Steuerwettbewerb light

Unter der Kanzlerschaft Sebastian Kurz hatte die ÖVP die zumeist von Irland aus operierenden Online-Riesen wie Google und Meta (Facebook) noch mit einer eigenen Digitalsteuer stärker zur Kasse bitten wollen, nun will die Volkspartei auch um derartige Konzerne buhlen. Man müsse die Steuersätze in anderen Ländern „evaluieren“, sagte Mahrer, darauf müsse man dann reagieren. „Aber es muss kein knallharter Steuerwettbewerb sein.“ Das Gesetz soll auch einen Mechanismus beinhalten, wonach die Unternehmenssteuern in Österreich stets um 0,5 Prozent unter dem EU-Schnitt liegen sollen.

Der ÖVP schweben auch Steuersenkungen für Arbeitnehmer vor. Einerseits sollen Lohnnebenkosten gesenkt werden, andererseits der Eingangssteuersatz von 20 auf 15 Prozent gesenkt und jener von 48 Prozent für Gutverdiener gänzlich gestrichen werden.
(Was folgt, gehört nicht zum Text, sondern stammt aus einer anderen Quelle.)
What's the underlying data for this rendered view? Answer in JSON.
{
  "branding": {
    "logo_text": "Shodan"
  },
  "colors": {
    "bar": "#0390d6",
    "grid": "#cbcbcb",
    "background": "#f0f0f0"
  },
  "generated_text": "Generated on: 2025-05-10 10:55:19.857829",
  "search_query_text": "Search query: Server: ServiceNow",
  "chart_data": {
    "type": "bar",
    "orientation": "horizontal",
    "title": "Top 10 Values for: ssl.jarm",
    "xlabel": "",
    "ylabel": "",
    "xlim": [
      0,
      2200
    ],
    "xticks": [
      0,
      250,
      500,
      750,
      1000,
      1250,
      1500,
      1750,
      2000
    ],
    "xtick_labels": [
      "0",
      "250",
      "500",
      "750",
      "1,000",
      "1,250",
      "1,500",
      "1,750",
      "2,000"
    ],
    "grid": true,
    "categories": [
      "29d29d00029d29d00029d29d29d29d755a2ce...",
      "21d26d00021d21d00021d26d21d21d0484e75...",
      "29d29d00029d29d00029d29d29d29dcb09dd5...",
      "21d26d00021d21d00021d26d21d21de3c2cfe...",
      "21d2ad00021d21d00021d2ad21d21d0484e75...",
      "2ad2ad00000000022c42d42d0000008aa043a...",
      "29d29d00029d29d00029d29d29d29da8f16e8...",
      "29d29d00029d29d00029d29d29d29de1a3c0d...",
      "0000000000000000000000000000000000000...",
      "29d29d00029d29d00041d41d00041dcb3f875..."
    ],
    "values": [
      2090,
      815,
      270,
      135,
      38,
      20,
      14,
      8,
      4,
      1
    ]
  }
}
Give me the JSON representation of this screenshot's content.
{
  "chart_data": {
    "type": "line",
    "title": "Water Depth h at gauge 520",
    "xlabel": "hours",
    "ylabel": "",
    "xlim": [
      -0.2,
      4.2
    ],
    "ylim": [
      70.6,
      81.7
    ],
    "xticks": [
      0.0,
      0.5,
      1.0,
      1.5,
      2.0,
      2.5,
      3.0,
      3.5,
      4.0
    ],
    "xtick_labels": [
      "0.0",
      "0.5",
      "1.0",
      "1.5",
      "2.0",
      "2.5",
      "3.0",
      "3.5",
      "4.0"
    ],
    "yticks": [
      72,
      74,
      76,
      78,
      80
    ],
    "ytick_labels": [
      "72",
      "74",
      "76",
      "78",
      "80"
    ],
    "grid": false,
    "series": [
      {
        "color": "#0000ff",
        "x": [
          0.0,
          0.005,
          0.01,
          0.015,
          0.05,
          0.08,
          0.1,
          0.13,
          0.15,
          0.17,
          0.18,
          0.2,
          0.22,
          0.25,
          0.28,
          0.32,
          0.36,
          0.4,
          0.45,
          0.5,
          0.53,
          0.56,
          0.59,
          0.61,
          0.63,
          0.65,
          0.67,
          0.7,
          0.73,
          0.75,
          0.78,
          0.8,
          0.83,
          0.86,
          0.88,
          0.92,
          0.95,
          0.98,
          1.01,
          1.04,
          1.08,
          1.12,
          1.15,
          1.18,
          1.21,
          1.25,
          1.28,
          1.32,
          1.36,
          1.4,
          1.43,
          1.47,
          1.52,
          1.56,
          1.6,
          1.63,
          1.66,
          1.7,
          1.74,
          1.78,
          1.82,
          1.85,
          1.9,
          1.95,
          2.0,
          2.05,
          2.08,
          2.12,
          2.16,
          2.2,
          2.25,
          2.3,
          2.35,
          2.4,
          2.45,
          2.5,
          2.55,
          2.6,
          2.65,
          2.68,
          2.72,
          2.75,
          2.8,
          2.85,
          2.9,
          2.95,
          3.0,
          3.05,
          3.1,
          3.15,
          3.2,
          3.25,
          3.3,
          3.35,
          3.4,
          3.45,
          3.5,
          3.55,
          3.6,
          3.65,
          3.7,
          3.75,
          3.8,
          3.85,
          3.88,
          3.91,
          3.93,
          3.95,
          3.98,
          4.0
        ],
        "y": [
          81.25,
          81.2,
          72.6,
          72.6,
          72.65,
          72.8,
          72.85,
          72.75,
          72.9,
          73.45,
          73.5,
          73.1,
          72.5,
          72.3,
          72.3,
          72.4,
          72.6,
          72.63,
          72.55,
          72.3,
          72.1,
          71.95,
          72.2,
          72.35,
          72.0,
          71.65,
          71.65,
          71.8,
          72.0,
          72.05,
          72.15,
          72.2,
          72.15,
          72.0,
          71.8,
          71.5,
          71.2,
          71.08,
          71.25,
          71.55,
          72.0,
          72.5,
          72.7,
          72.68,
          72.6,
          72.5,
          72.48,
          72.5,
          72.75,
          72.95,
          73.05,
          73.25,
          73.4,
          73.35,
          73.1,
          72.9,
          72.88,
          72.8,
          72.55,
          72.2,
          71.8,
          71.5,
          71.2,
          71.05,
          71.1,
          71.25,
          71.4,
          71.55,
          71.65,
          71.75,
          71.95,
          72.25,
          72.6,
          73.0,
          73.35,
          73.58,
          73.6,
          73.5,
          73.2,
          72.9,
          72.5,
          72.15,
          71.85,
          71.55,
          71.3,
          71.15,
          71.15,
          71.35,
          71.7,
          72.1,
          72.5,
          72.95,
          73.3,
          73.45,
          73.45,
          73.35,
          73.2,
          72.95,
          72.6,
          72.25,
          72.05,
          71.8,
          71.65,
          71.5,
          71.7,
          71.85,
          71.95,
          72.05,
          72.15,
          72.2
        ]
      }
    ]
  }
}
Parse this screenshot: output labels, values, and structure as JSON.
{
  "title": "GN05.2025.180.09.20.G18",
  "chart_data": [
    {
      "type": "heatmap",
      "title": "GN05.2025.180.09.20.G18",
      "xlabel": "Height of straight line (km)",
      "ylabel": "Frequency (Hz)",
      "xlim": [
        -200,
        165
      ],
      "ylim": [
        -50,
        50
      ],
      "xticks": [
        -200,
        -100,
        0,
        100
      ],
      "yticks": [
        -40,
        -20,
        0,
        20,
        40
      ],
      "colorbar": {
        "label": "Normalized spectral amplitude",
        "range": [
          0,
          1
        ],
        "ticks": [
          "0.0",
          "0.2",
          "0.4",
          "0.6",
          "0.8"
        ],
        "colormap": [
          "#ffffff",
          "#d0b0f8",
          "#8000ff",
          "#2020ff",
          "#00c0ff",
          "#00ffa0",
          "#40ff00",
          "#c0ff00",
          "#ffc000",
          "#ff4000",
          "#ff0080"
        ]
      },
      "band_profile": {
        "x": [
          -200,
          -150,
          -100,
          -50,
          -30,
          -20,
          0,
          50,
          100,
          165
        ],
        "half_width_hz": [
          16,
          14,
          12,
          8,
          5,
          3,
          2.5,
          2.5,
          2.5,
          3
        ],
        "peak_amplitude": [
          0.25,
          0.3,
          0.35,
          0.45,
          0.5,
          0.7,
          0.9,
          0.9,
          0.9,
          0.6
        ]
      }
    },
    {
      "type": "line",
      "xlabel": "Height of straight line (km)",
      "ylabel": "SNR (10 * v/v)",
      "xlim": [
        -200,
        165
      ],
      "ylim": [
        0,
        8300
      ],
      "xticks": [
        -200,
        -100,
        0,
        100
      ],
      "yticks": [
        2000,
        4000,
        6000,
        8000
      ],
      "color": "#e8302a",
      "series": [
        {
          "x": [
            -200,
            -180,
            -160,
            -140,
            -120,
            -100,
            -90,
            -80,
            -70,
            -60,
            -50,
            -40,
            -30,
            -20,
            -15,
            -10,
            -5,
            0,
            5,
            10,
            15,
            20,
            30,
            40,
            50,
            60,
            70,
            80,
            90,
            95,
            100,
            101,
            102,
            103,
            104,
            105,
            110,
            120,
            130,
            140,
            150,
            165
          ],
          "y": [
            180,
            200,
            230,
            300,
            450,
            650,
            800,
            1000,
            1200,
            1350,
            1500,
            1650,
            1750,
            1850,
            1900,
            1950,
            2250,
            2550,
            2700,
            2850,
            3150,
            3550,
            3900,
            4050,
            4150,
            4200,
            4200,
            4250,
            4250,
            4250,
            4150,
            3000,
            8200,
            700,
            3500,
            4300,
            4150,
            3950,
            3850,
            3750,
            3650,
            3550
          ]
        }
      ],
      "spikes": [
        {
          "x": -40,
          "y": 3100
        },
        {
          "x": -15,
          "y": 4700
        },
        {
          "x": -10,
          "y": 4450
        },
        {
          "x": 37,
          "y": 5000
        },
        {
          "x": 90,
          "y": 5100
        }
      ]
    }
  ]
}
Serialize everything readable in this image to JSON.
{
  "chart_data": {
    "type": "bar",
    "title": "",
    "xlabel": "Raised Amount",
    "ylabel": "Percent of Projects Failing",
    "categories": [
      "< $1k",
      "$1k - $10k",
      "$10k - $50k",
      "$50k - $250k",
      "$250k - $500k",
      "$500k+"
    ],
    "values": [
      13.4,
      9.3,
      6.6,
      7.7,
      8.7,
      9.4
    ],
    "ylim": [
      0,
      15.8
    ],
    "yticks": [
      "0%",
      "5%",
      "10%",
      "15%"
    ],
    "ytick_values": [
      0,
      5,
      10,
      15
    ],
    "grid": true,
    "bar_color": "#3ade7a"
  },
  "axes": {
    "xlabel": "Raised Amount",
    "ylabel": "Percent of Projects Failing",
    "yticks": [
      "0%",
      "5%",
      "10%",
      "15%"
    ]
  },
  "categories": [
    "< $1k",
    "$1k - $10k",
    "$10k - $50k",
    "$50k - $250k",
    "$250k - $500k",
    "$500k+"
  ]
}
Das soll Geringverdiener unterstützen sowie jene, die maßgeblich das System der Umverteilung tragen. Alle Vollzeitbeschäftigten sollen zudem 1000 Euro über die Arbeitnehmerveranlagung als Bonus erhalten, Überstunden gänzlich steuerfrei gestellt werden.

Auch Beschäftigte sollen weniger Steuern zahlen

Was diese vorgeschlagenen Maßnahmen kosten, legte die ÖVP am Montag nicht vor. Das Standortförderungsgesetz sei aber aufkommensneutral, weil es sich nur um steuerliche Gutschriften für Unternehmen handelt, die sich sonst nicht in Österreich ansiedeln würden, erklärte Mahrer. Hinsichtlich der Lohn- und Einkommensteuer sagte Nehammer, dass es zwar paradox klinge, aber durch Steuersenkungen würde man sogar mehr Steuereinnahmen lukrieren. Der Kanzler verwies auf Entlastungen in dieser Legislaturperiode bei gleichzeitig steigenden Lohnsteuereinnahmen.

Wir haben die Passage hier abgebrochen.